The next pope will undoubtedly have to wade through a good deal of advice from official advisors as well as commentators across the global Roman Catholic community. He will be chosen on part as well because of his own ideas and his style. As a lay person from a local parish I offer him my own three suggestions and hope that somehow they get to him, not because I am special, but because I am ordinary — the regular lay person in the pew on Sunday mornings.
I offer my suggestions as a potential practice to stave off the splintering effects of recent decisions surrounding priestly ordination, sexual abuse scandals, financial shenanigans and an overall growing divide between the education of clergy and of laity.

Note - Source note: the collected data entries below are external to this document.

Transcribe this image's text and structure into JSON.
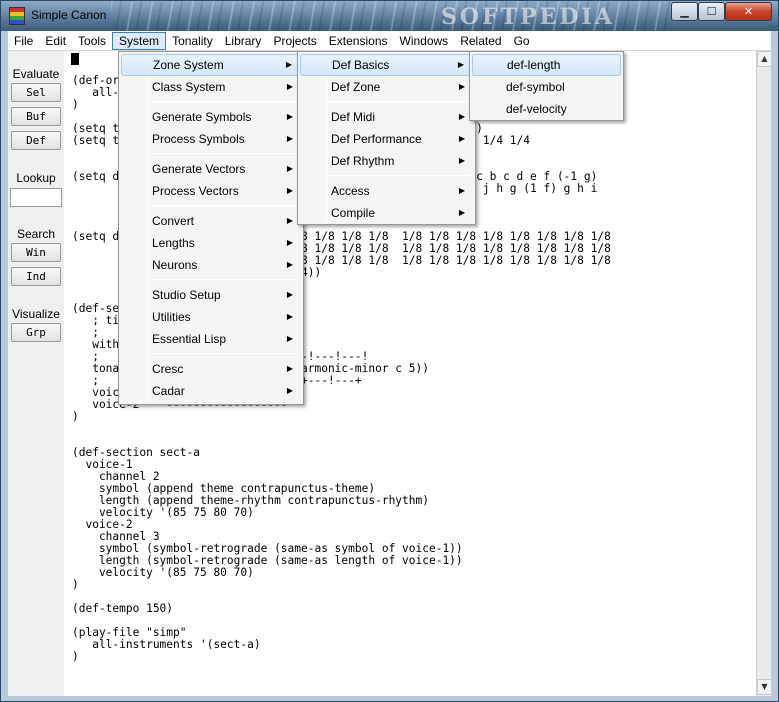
{
  "window": {
    "title": "Simple Canon",
    "watermark": "SOFTPEDIA",
    "controls": {
      "minimize": "▁",
      "maximize": "☐",
      "close": "✕"
    }
  },
  "menubar": [
    "File",
    "Edit",
    "Tools",
    "System",
    "Tonality",
    "Library",
    "Projects",
    "Extensions",
    "Windows",
    "Related",
    "Go"
  ],
  "menubar_open": "System",
  "left_panel": {
    "evaluate_label": "Evaluate",
    "evaluate_buttons": [
      "Sel",
      "Buf",
      "Def"
    ],
    "lookup_label": "Lookup",
    "search_label": "Search",
    "search_buttons": [
      "Win",
      "Ind"
    ],
    "visualize_label": "Visualize",
    "visualize_buttons": [
      "Grp"
    ]
  },
  "editor": {
    "code": "(def-or\n   all-\n)\n\n(setq t                                    ) -d a d c b a c))\n(setq t                                  2/4 2/4 1/4 1/4 1/4 1/4 1/4\n\n\n(setq d                                   c d e f b c d e d c b c d e f (-1 g)\n                                          g) f e (1 f) g h i j h g (1 f) g h i\n                                          c a))\n\n\n(setq d                 1/8 1/8 1/8 1/8 1/8 1/8  1/8 1/8 1/8 1/8 1/8 1/8 1/8 1/8\n                        1/8 1/8 1/8 1/8 1/8 1/8  1/8 1/8 1/8 1/8 1/8 1/8 1/8 1/8\n                        1/8 1/8 1/8 1/8 1/8 1/8  1/8 1/8 1/8 1/8 1/8 1/8 1/8 1/8\n                        1/4 1/4 1/4))\n\n\n(def-se\n   ; ti\n   ;\n   with\n   ;                          -!---!---!---!\n   tona                      ty (harmonic-minor c 5))\n   ;                          !---+---!---+\n   voice-1\n   voice-2   \"------------------\"\n)\n\n\n(def-section sect-a\n  voice-1\n    channel 2\n    symbol (append theme contrapunctus-theme)\n    length (append theme-rhythm contrapunctus-rhythm)\n    velocity '(85 75 80 70)\n  voice-2\n    channel 3\n    symbol (symbol-retrograde (same-as symbol of voice-1))\n    length (symbol-retrograde (same-as length of voice-1))\n    velocity '(85 75 80 70)\n)\n\n(def-tempo 150)\n\n(play-file \"simp\"\n   all-instruments '(sect-a)\n)"
  },
  "system_menu": {
    "items": [
      {
        "label": "Zone System",
        "submenu": true,
        "highlighted": true
      },
      {
        "label": "Class System",
        "submenu": true
      },
      {
        "label": "Generate Symbols",
        "submenu": true
      },
      {
        "label": "Process Symbols",
        "submenu": true
      },
      {
        "label": "Generate Vectors",
        "submenu": true
      },
      {
        "label": "Process Vectors",
        "submenu": true
      },
      {
        "label": "Convert",
        "submenu": true
      },
      {
        "label": "Lengths",
        "submenu": true
      },
      {
        "label": "Neurons",
        "submenu": true
      },
      {
        "label": "Studio Setup",
        "submenu": true
      },
      {
        "label": "Utilities",
        "submenu": true
      },
      {
        "label": "Essential Lisp",
        "submenu": true
      },
      {
        "label": "Cresc",
        "submenu": true
      },
      {
        "label": "Cadar",
        "submenu": true
      }
    ]
  },
  "zone_menu": {
    "items": [
      {
        "label": "Def Basics",
        "submenu": true,
        "highlighted": true
      },
      {
        "label": "Def Zone",
        "submenu": true
      },
      {
        "label": "Def Midi",
        "submenu": true
      },
      {
        "label": "Def Performance",
        "submenu": true
      },
      {
        "label": "Def Rhythm",
        "submenu": true
      },
      {
        "label": "Access",
        "submenu": true
      },
      {
        "label": "Compile",
        "submenu": true
      }
    ]
  },
  "basics_menu": {
    "items": [
      {
        "label": "def-length",
        "highlighted": true
      },
      {
        "label": "def-symbol"
      },
      {
        "label": "def-velocity"
      }
    ]
  },
  "icons": {
    "app": "app-icon",
    "submenu_arrow": "▶",
    "scroll_up": "▲",
    "scroll_down": "▼"
  }
}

First of all I suggest the pope recognize the Latin liturgical rite prior to the Vatican II Council as an independent rite and add it to the list of acceptable liturgical rites that the Roman Catholic Church already supports as within the framework of a common theology. Catholics are at liberty to worship in a variety of manners within a group of rites recognized in the church. These rites concern the celebration of sacraments but also include diversity in language, musical styles and the physical movements of the clergy and laity as well as prayer forms and vestment styles.
Instead of allowing the argument over the spiritual righteousness of Latin as a prayer language and the necessity of the priest to face a particular direction during prayer to wreck havoc and court the dreaded label of heresy, why not let the Tridentine Latin Rite simply join its sisters of the Novo Ordo, Ambrosian, Byzantine, Syriac and the newly established Anglican rite. If we can make room for Protestant reformers, why can’t we do the same for our schismatic friends of the Tridentine communities? Would not this be a better route to travel than the increasingly anxious conversation we are having about whether or not the Vatican II Council decisions were a mistake?

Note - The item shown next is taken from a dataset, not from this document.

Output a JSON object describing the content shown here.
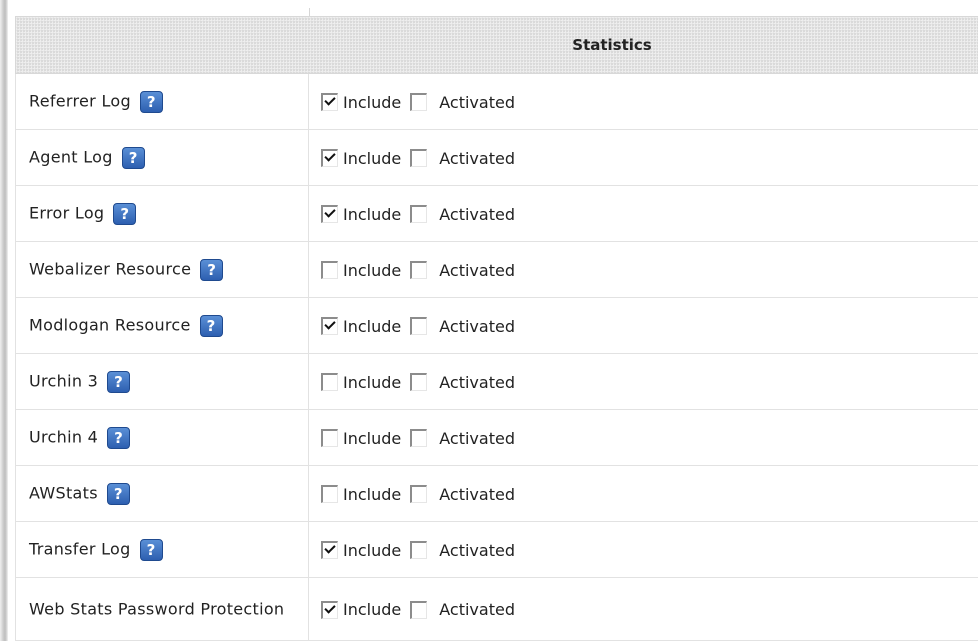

It’s not an easy task as the Tridentine rite communities have enough time now to establish seminaries, bishoprics and international relations on their own. There will still be a need for conversation and conversion on some lines, especially that of papal authority but it might just let the heat cool down long enough for people to relax and feel safe in their own traditions as has been already been allowed.
Secondly, I suggest that the new pope engage the larger Catholic community outside of the Vatican and not just by taking scenic tours and photo ops in foreign countries. To really engage there would need to be purposeful conversation, real talking and real listening from all parties. Let the Bishop Conferences around the world discuss the issues that are truly relevant to them without the threat of Curia condemnation, which amounts to being told to shut up. Limiting the dialogue of those people whom the church has ordained to be the sacramental leaders undermines ordination as a whole.

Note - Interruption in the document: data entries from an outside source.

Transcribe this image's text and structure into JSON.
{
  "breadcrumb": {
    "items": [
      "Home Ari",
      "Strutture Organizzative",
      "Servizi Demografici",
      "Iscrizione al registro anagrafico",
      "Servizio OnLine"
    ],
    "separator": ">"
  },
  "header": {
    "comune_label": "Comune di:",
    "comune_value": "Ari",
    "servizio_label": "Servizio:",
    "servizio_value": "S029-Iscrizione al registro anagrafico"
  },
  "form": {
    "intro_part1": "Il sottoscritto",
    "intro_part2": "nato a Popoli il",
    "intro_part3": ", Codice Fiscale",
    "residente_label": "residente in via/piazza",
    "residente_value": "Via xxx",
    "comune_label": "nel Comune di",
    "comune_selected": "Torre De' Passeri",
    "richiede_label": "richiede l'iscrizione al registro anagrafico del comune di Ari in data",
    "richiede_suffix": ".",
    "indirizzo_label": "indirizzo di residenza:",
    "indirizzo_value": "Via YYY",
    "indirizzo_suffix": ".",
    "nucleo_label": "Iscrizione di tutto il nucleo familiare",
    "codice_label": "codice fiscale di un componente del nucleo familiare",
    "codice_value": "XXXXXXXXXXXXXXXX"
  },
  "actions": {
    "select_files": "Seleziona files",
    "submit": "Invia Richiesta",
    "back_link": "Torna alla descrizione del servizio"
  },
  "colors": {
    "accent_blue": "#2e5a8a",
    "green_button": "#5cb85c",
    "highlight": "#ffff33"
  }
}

How are the people supposed to trust in their bishops if the bishops are not allowed to trust one another? Just quit tossing people out because they voiced dissent or asked a question but rather see those opportunities for deeper thinking. Indeed this is the exact method of encounter that the church calls for between herself and other religions.
More importantly, invite people whose direct experience has lived or tried to live Catholic teaching to the table to converse with those that do the teaching. Yes, celibate clergy have important insights on marriage and family life to share, but so do actual married people and parents. Let them share their ideas and questions with one another instead of dismissing the lived experience of the majority of Catholics.
In general, conversation happens when it is allowed. Actually, the conversation doesn’t stop just because the Vatican says it has to, it just goes on in a different way, a splintered way. Listening doesn’t mean changing one’s mind or traditional teaching, but it goes a long way to creating an atmosphere of respect and love. People are more willing to stay in the Church if they feel that the Church recognizes them. Let the Asian Bishops Synod talk. Then the Vatican can talk. They can talk to each other. Let the conversation be public and not hidden behind Curia committees and Vatican doors. Let the Catholic communities around the world know that there are ongoing matters of intense discussion taking place and that there is a way to contribute through Bishop Conferences or laity associations. Do not be afraid of your own people.
Lastly I would suggest to the new Pope that he relax the administrative controls of the Vatican over bishops. These men have been ordained, twice some might say, and if we believe in the supernatural grace said to infuse their hearts and minds through the sacrament of ordination, then they should be allowed to administer their dioceses. I am not asking for a complete lack of oversight because there are bishops from time to time who get lost and need help. On the other hand, let them counsel one another. Let them decide their own conference agendas and speak to the matters considered important in their regions. Instead of fearing a free-for-all, it may result in closer relationships, better understanding and more trust between them and their dioceses.
The next pope will have a large agenda. He will have to deal with internal matters of ordination, sexual abuse, bankruptcies, and a decline in Catholic education in some regions, and even continuing theological and ethical considerations of war, the death penalty, and the use of condoms in the fight against AIDS. The external concerns of Christian unity, inter-religious dialogue, religiously inspired violence and the global poor will also be on the table. Again, I offer my three suggestions as ways to diminish the stress in a few places and as representations of mutual respect between the Vatican and the rest of us Catholics.
Colleen McLean is a life long Roman Catholic with a few pagan adventures along the way. She has been active in lay ministry in two states and four dioceses.